Artificial Intelligence (AI) or Intelligence Augmentation (IA)?

Sophy Part and I headed down to Google’s quarterly Firestarters event this week to hear how the roles and possibilities of AI, automation and robotics based technologies, both in our lives and our industry, have exploded. Here are our key take outs:

  • Tom Chatfield, author and commentator, raised the point that machines are not here to take over the world but rather it is up to us as humans to adapt to ever changing technologies. It’s how we use these changes to our benefit that matters. He felt that AIs should be on government boards. With so much data and information, AIs are best placed to make better decisions based on factual data rather than on human instincts and experience.
  • Paul Chong, Director of Watson Group, EMEA at IBM, explained how three factors will categorise the growth of robots: Data, Performance and Algorithms. IBM already has a robot called Watson – this technology platform uses natural language processing and machine learning to reveal insights from large amounts of unstructured data. He believes “50% of jobs today will not exist in the future”.
  • Nicola Millard, who heads up Customer Insight & Futures in BT’s Global Services Innovation Team, shone a light on how BT have developed their very own AI to filter and solve questions that people post on social media. She feels there is an opportunity for us to be Super Agents, by working with and not against robots.
  • Rushi Bhavsar, Planner at Grey London, is on his first rotation with the WPP Fellowship program. Rather than focusing on the dangers, Rishi highlighted the opportunities and the avenues that we as humans can take by working with it. He highlighted that it isn’t about Team Human vs Team Computer – we’ve long become symbiotic with machines and are fundamentally augmented already.
  • To quote Ross Goodwin “When we teach computers to write, the computers don’t replace us any more than pianos replace pianists—in a certain way, they become our pens, and we become more than writers. We become writers of writers.”

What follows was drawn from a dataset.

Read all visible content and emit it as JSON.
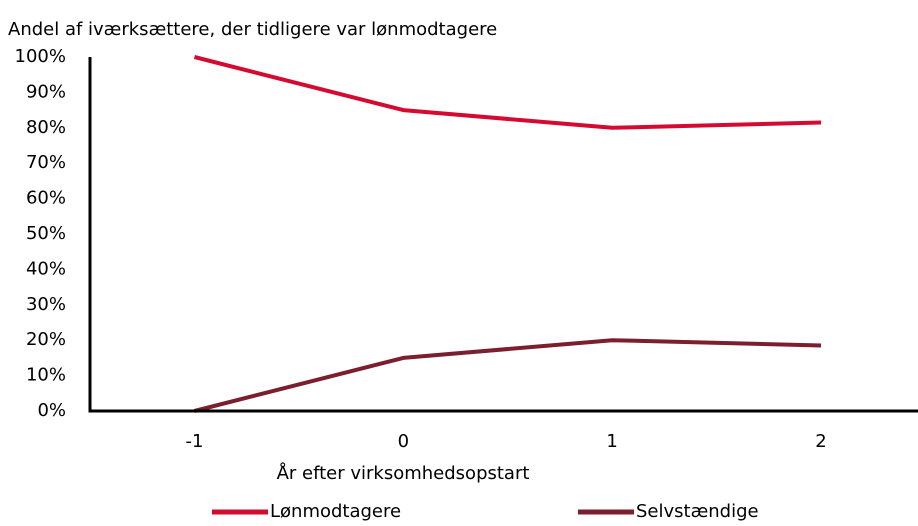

We also heard from Stuart Turner, founder of Robots and Cake, who offered up his inspiring story about how AI and robots have helped him:

In 2004 Stuart was an AI undergraduate when he began to lose function in his arms and legs, due to cervical spina bifida with tethered spinal cord syndrome and chiari malfunction. He had to leave university as he lost the ability to type and use a mouse, with no realistic alternative available back then. He is now quadriplegic but over the past decade has worked to develop a voice operated system, enabling him to do things from coding to flying drones. He is currently building an accessible smart home joint funded by the NHS.

What impact does AI have on advertising?

Companies such as Unruly have already developed AI to determine the virality of video ads created by advertisers. Paul Chong spoke about the possibility of AI predicting Cannes winners before they are even announced.

No one can predict the future, but what we do know is that AI already is and will have a massive impact on our lives.